In July 2013 Tate collaborated with London-based artist Harold Offeh. For this special artist dinner Harold invited guests to create an artwork together in the form of a ‘gathering’ that encouraged a unique kind of dialogue and exchange through a series of calls and responses. Guests were also encouraged to add to specially printed placemats to create their own unique gestures and symbols for communication inspired by Ghanian Adrinka symbols. A series of lively activities encouraged guests to develop ‘calls’ (questions, statements, comments etc) with spontaneous ‘responses’ from other guests. Call and Response is a form of communication rooted in African diaspora and other cultures. It often underpins social and cultural interaction, through art, dance and music.
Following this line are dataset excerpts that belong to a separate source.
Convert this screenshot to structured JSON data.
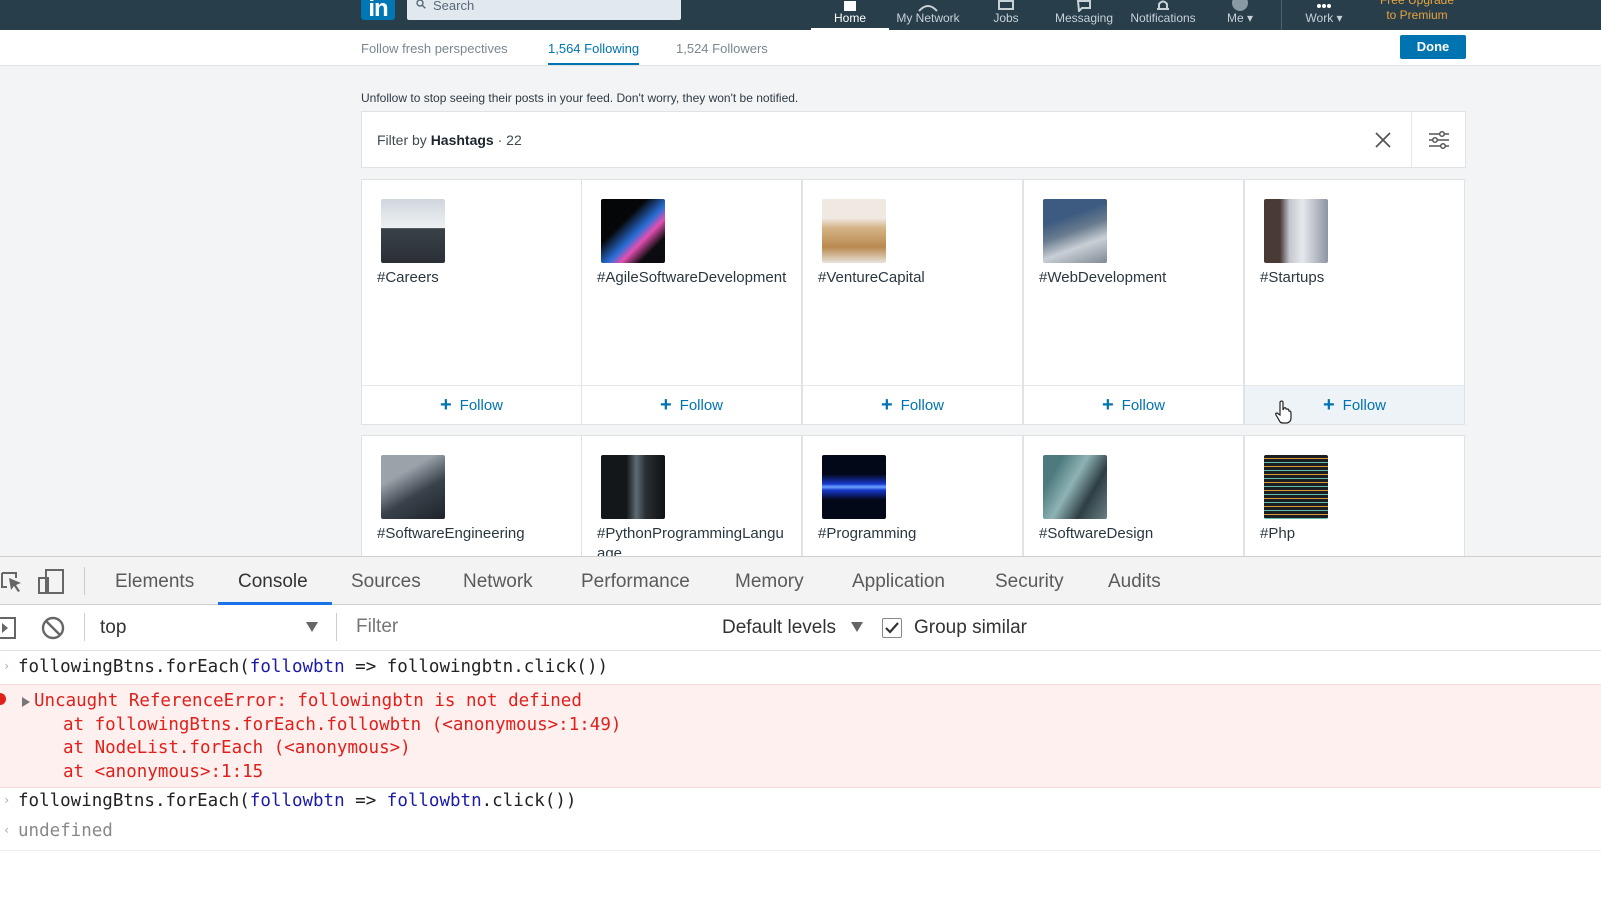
{
  "topnav": {
    "logo": "in",
    "search_placeholder": "Search",
    "items": [
      {
        "label": "Home",
        "icon": "home-icon",
        "active": true
      },
      {
        "label": "My Network",
        "icon": "network-icon"
      },
      {
        "label": "Jobs",
        "icon": "jobs-icon"
      },
      {
        "label": "Messaging",
        "icon": "messaging-icon"
      },
      {
        "label": "Notifications",
        "icon": "notifications-icon"
      },
      {
        "label": "Me",
        "icon": "avatar-icon"
      },
      {
        "label": "Work",
        "icon": "grid-icon"
      }
    ],
    "premium_line1": "Free Upgrade",
    "premium_line2": "to Premium"
  },
  "subheader": {
    "tabs": [
      {
        "label": "Follow fresh perspectives"
      },
      {
        "label": "1,564 Following",
        "active": true
      },
      {
        "label": "1,524 Followers"
      }
    ],
    "done_label": "Done"
  },
  "main": {
    "notice": "Unfollow to stop seeing their posts in your feed. Don't worry, they won't be notified.",
    "filter": {
      "prefix": "Filter by",
      "type": "Hashtags",
      "count": "· 22"
    },
    "follow_label": "Follow",
    "row1": [
      {
        "tag": "#Careers",
        "thumb": "office-photo"
      },
      {
        "tag": "#AgileSoftwareDevelopment",
        "thumb": "laptop-glow-photo"
      },
      {
        "tag": "#VentureCapital",
        "thumb": "wooden-house-photo"
      },
      {
        "tag": "#WebDevelopment",
        "thumb": "keyboard-photo"
      },
      {
        "tag": "#Startups",
        "thumb": "team-desk-photo"
      }
    ],
    "row2": [
      {
        "tag": "#SoftwareEngineering",
        "thumb": "laptop-code-photo"
      },
      {
        "tag": "#PythonProgrammingLanguage",
        "thumb": "phone-code-photo"
      },
      {
        "tag": "#Programming",
        "thumb": "blue-wave-photo"
      },
      {
        "tag": "#SoftwareDesign",
        "thumb": "developer-photo"
      },
      {
        "tag": "#Php",
        "thumb": "code-screen-photo"
      }
    ]
  },
  "devtools": {
    "tabs": [
      "Elements",
      "Console",
      "Sources",
      "Network",
      "Performance",
      "Memory",
      "Application",
      "Security",
      "Audits"
    ],
    "active_tab": "Console",
    "context": "top",
    "filter_placeholder": "Filter",
    "levels": "Default levels",
    "group_similar": "Group similar",
    "group_similar_checked": true,
    "console": {
      "cmd1_a": "followingBtns.forEach(",
      "cmd1_b": "followbtn",
      "cmd1_c": " => followingbtn.click())",
      "error_msg": "Uncaught ReferenceError: followingbtn is not defined",
      "stack1": "at followingBtns.forEach.followbtn (<anonymous>:1:49)",
      "stack2": "at NodeList.forEach (<anonymous>)",
      "stack3": "at <anonymous>:1:15",
      "cmd2_a": "followingBtns.forEach(",
      "cmd2_b": "followbtn",
      "cmd2_c": " => ",
      "cmd2_d": "followbtn",
      "cmd2_e": ".click())",
      "result": "undefined"
    }
  }
}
Using conventions of West African tribal gathering guests shared food, drink, music, conversation and good times.
The Call and Response dinner has been developed by artist Harold Offeh as part of Meschac Gaba’s Museum of Contemporary African Art on display at Tate Modern.
Harold Offeh was born in Accra, Ghana in 1977. He works in a range of media including performance, video, photography, interactive and digital media, often employing humour as a means to engage audiences. Recently Offeh has approached the themes of Afrofuturism and hair through collective live engagements with other artists, performers and community participation. He has shown widely both in the UK and internationally. He lives in London and works in Leeds where he is a senior lecturer in Fine Art at Leeds Metropolitan University.